3D modeling allows the creation of three-dimensional objects on a computer. Not long ago, modeling was primarily polygonal, a long, technical, and tedious process with certain limitations, such as handling millions of polygons. With software like ZBrush, we can now bypass these polygon constraints and focus on the artistic aspects, unleashing our wildest imaginations. ZBrush brings us closer to traditional sculpting.

Organic Modeling

For all our organic modeling, such as characters or animals, we start and primarily work in ZBrush. Using 2D model sheets, we create initial 3D sculpting sketches, which we refine and detail progressively.

Once our sculpture is complete and approved, we convert it into a polygonal model to animate in our animation software, a process known as retopology. Our rigging expertise is invaluable here, ensuring we create a perfect mesh for animation.

UV Unwrapping

To transfer all our sculpted details from ZBrush, we need to unwrap the UVs of our model. This process flattens our model like an origami, allowing us to apply 2D images to our object. The UVs determine how to “fold” these textures to match the 3D object. This step enables us to export detailed maps (displacement maps, normal maps, etc.) directly from ZBrush, allowing us to retain all the sculpted details on our polygonal model, which can then be animated.

An Alternative Method

In some projects, the modeling process differs. For product-related projects, technical models are often created beforehand for product construction. We can use these technical models as a base for our polygonal modeling. The retopology step is then applied to these technical models rather than an organic model from ZBrush.

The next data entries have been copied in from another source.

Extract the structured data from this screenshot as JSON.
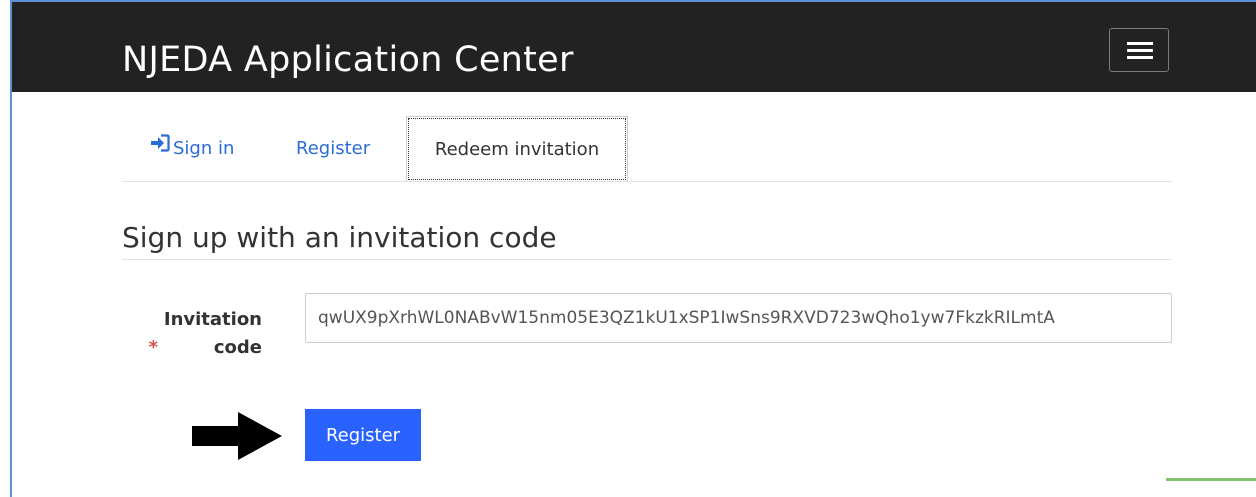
{
  "header": {
    "title": "NJEDA Application Center",
    "menu_icon": "hamburger-menu-icon"
  },
  "tabs": [
    {
      "label": "Sign in",
      "icon": "sign-in-icon",
      "active": false
    },
    {
      "label": "Register",
      "active": false
    },
    {
      "label": "Redeem invitation",
      "active": true
    }
  ],
  "form": {
    "heading": "Sign up with an invitation code",
    "required_marker": "*",
    "invitation_label": "Invitation code",
    "invitation_value": "qwUX9pXrhWL0NABvW15nm05E3QZ1kU1xSP1IwSns9RXVD723wQho1yw7FkzkRILmtA",
    "submit_label": "Register"
  },
  "annotation": {
    "arrow_icon": "pointer-arrow-icon"
  },
  "colors": {
    "navbar_bg": "#222222",
    "link": "#2a6cd6",
    "primary_button": "#2962ff",
    "required": "#d9534f"
  }
}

After modeling, we have a smooth, colorless 3D object. Texturing involves recreating the colors and textures that characterize our object. Like a painter coloring a sculpture, we use software like Substance Painter or Photoshop to color and add texture to our 3D object. This step requires a keen sense of color and observation.

For example, a face covered in tattoos involves detailed texturing to replicate the tattoos and skin textures accurately.


Shading enhances the texturing work. It involves adjusting how our object reacts to light and its environment. Is the object more transparent or opaque? Is it more reflective or matte? How does it absorb and reflect light? These are the aspects we fine-tune during shading.

Rendering and Compositing

The final 3D step is rendering. We place lights, cameras, and an environment, and like a photographer, we find the best photographic settings to make our image credible and beautiful according to the director’s vision. The computers then calculate these settings.

Compositing is the culmination of this process. Through final 2D image adjustments, we highlight all the work done previously and finalize our image.